Exponiendo y Cuantificando la Mala Calidad de Datos

16.08.2018

En la actualidad se habla mucho sobre los datos y las distintas formas de aprovecharlos para obtener todo tipo de analítica, enfoques que van desde reportería básica, pasando por herramientas de auto servicio de datos, hasta llegar a algoritmos avanzados e inteligencia artificial, lo que poco o nada se habla es de la calidad de datos necesaria para obtener buenos resultados de dichos procesos.

El siguiente artículo busca ser una guía básica de cómo medir y cuantificar la calidad de datos con la que una organización cuenta en el momento, independientemente de cómo y dónde se están almacenando.

Algunos hechos sobre los datos

Según el artículo de “Bad Data Costs the U.S. $3 Trillion Per Year” de Thomas C. Redman del 22 de septiembre del 2016 publicado en Harvard Business Review, cita datos de algunos fabricantes como el siguiente (traducido):

“$ 3,1 trillones, la estimación de IBM del costo anual de datos de mala calidad, solo en los Estados Unidos en 2016.”

En Forbes según el artículo “The Importance Of Data Quality - Good, Bad Or Ugly” del 5 de junio del 2017, habla de que “el 84% de los CEOs están preocupados por la calidad de los datos sobre los que basan sus decisiones, según el informe "2016 CEO Global Outlook” de KPMG.

Cuando hay una falta de confianza en la calidad de los datos, también la confianza en los resultados es rápidamente perdida, lo que causa obstáculos posteriores para obtener una mayor inversión iniciativas de gestión de información.


Las fábricas secretas de datos

Como un juicio personal, me atrevería a decir que todas las empresas tienen en una o más áreas de negocio su propia fábrica secreta de datos, por más pequeña que esta sea siempre habrá una. A lo que me refiero como “fábrica secreta de datos” (por darle un nombre) es lo que se muestra el gráfico a continuación, es decir el conjunto de procesos adicionales, no formales, de validación, corrección y homologación de datos en un área de negocio, a fin de obtener un conjunto de datos final que cumpla sus necesidades para generar análisis, conocimiento y valor.

Ilustración 1: Funcionamiento general de una “Fábrica Secreta de Datos”

Pero el punto principal de su existencia es que en ellas “pagan condena” varios trabajadores del conocimiento que deben invertir tiempo extra (comúnmente llamado “tiempo basura”) en trabajo operacional que genera costos innecesarios. Tales fábricas de datos son costosas y forman parte de la cifra de $ 3.1 billones por año que menciona IBM anteriormente.

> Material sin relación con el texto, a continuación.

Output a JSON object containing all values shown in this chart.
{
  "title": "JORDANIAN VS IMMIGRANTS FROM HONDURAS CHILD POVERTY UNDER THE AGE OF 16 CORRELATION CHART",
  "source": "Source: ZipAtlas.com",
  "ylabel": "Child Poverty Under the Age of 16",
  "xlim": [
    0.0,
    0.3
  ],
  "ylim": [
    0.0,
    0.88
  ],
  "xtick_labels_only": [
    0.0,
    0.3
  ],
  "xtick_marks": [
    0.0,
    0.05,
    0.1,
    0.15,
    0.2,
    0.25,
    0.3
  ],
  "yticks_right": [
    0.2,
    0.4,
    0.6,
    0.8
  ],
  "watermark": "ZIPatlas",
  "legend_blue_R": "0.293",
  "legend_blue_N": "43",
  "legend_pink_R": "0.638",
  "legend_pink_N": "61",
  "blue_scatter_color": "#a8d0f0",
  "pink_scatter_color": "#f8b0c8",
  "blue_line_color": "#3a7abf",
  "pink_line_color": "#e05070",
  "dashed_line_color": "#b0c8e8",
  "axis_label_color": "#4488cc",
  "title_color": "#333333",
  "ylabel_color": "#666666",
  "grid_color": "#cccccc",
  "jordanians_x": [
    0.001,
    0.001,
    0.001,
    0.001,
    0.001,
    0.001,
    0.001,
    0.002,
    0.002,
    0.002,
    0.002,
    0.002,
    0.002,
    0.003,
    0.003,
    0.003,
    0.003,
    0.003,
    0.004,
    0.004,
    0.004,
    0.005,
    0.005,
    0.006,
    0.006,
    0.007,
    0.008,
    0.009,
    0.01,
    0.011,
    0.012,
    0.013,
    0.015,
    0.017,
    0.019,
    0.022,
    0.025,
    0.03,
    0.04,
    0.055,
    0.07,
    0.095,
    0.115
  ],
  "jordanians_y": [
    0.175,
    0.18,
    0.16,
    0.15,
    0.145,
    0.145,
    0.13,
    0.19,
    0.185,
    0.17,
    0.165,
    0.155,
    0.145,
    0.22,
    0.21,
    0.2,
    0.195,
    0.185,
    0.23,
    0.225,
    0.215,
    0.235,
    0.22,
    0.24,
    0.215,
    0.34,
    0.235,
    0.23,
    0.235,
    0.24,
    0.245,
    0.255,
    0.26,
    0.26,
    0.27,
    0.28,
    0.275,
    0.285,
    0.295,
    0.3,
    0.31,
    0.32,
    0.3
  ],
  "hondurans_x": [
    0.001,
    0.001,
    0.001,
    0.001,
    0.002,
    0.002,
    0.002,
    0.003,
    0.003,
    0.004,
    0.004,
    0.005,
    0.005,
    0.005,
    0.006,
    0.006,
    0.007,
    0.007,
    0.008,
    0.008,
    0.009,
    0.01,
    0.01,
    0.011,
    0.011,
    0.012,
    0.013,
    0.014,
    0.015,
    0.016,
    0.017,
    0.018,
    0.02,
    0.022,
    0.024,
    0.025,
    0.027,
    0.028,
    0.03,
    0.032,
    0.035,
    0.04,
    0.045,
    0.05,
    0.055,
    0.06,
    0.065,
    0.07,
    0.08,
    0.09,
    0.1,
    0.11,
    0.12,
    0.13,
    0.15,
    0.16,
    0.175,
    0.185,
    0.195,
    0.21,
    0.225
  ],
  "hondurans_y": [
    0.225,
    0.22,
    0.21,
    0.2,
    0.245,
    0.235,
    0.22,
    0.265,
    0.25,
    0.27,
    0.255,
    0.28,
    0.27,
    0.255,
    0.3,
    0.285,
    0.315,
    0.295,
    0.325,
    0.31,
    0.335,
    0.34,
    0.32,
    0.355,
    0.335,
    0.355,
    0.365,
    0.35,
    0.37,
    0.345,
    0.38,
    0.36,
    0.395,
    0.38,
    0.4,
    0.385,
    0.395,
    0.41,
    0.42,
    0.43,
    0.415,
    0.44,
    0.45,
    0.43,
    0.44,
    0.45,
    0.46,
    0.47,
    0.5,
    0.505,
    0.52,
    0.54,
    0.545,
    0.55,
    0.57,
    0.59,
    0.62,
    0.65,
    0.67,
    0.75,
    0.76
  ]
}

Lastimosamente, esta realidad es subestimada o ignorada por los gerentes por diversas razones, sea porque en ocasiones los mandos medios no los transparentan por falta de consciencia del gasto que representan, porque han llegado a considerarlo parte del trabajo de su equipo, por evitar confrontaciones con otras áreas, porque lo consideran parte de una eficacia departamental o simplemente por falta de comunicación inter y extra departamental.

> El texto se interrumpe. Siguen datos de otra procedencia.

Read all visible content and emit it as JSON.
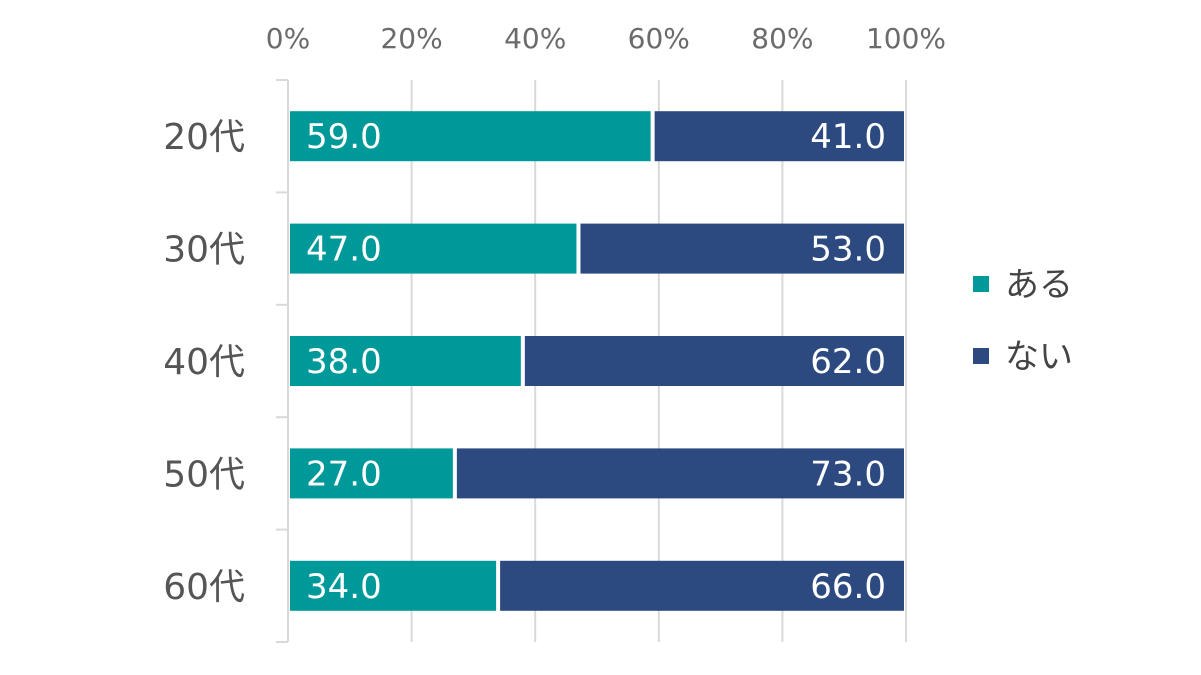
{
  "chart_data": {
    "type": "bar",
    "orientation": "horizontal",
    "stacked": true,
    "percent": true,
    "categories": [
      "20代",
      "30代",
      "40代",
      "50代",
      "60代"
    ],
    "series": [
      {
        "name": "ある",
        "color": "#00999a",
        "values": [
          59.0,
          47.0,
          38.0,
          27.0,
          34.0
        ]
      },
      {
        "name": "ない",
        "color": "#2c4a80",
        "values": [
          41.0,
          53.0,
          62.0,
          73.0,
          66.0
        ]
      }
    ],
    "xlim": [
      0,
      100
    ],
    "x_ticks": [
      "0%",
      "20%",
      "40%",
      "60%",
      "80%",
      "100%"
    ],
    "x_axis_position": "top",
    "grid": true,
    "legend_position": "right",
    "title": "",
    "xlabel": "",
    "ylabel": ""
  }
}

Sea cual fuere la razón, el siguiente punto es que la gerencia se interese más en los costos organizacionales y empiece a ver a los datos como la base de la toma de decisiones a todo nivel.

Veamos unos datos obtenidos del mismo artículo mencionado inicialmente:

  • 50% es la cantidad de tiempo promedio que los trabajadores del conocimiento desperdician en fábricas secretas de datos, buscando datos, buscando y corrigiendo errores, y buscando fuentes de validación para datos en los que no confían.
  • 60% es la fracción de tiempo estimado que los científicos de datos dedican a la limpieza y organización de datos, de acuerdo con CrowdFlower.
  • 75% es una estimación de la fracción del costo total asociado con las fábricas secretas de datos en operaciones simples, basadas en la técnica de “La medición del viernes por la tarde” y “la regla del 10”

Más adelante explicaré “La medición del viernes por la tarde” planteada por Redman y la regla del 1,10 y 100 que es una técnica de monetización separada.


Entra basura, sale basura

Según Wikipedia, el término popular ‘Garbage In Garbage Out’ (Entra Basura, Sale Basura) fue utilizado por primera vez el 10 de noviembre de 1957 y describía el hecho de que el rendimiento de una computadora sólo era tan bueno como su entrada. Sesenta años después el término se aplica ampliamente a la calidad de los datos organizacionales en muchísimas partes.

Una variante es ‘Garbage In Gospel Out’ (Entra Basura, Sale Evangelio), lo que describe aún mejor la realidad de organizaciones donde los datos generados son aceptados “ciegamente” sin necesidad de un análisis posterior, al no tener claro el proceso de cómo fueron generados.

Una pregunta que hago regularmente en mis presentaciones es, ¿Levante la mano a quien de Ustedes, al momento de recibir un informe o un conjunto de datos que solicitaron, les han dicho el porcentaje de calidad que tiene el mismo?

Algo así como “Juan tu reporte está listo y te comento que la información contenida tiene un 68% de calidad?” ¿A Nadie? Pues sí, lastimosamente en auditorios de hasta 400 personas, nunca nadie ha levantado la mano.

Este número, por poner un uso simple, hipotéticamente podría significar que nuestras decisiones no tengan una certeza mayor al 68% y que debamos actuar con cautela dado que existe un riesgo latente.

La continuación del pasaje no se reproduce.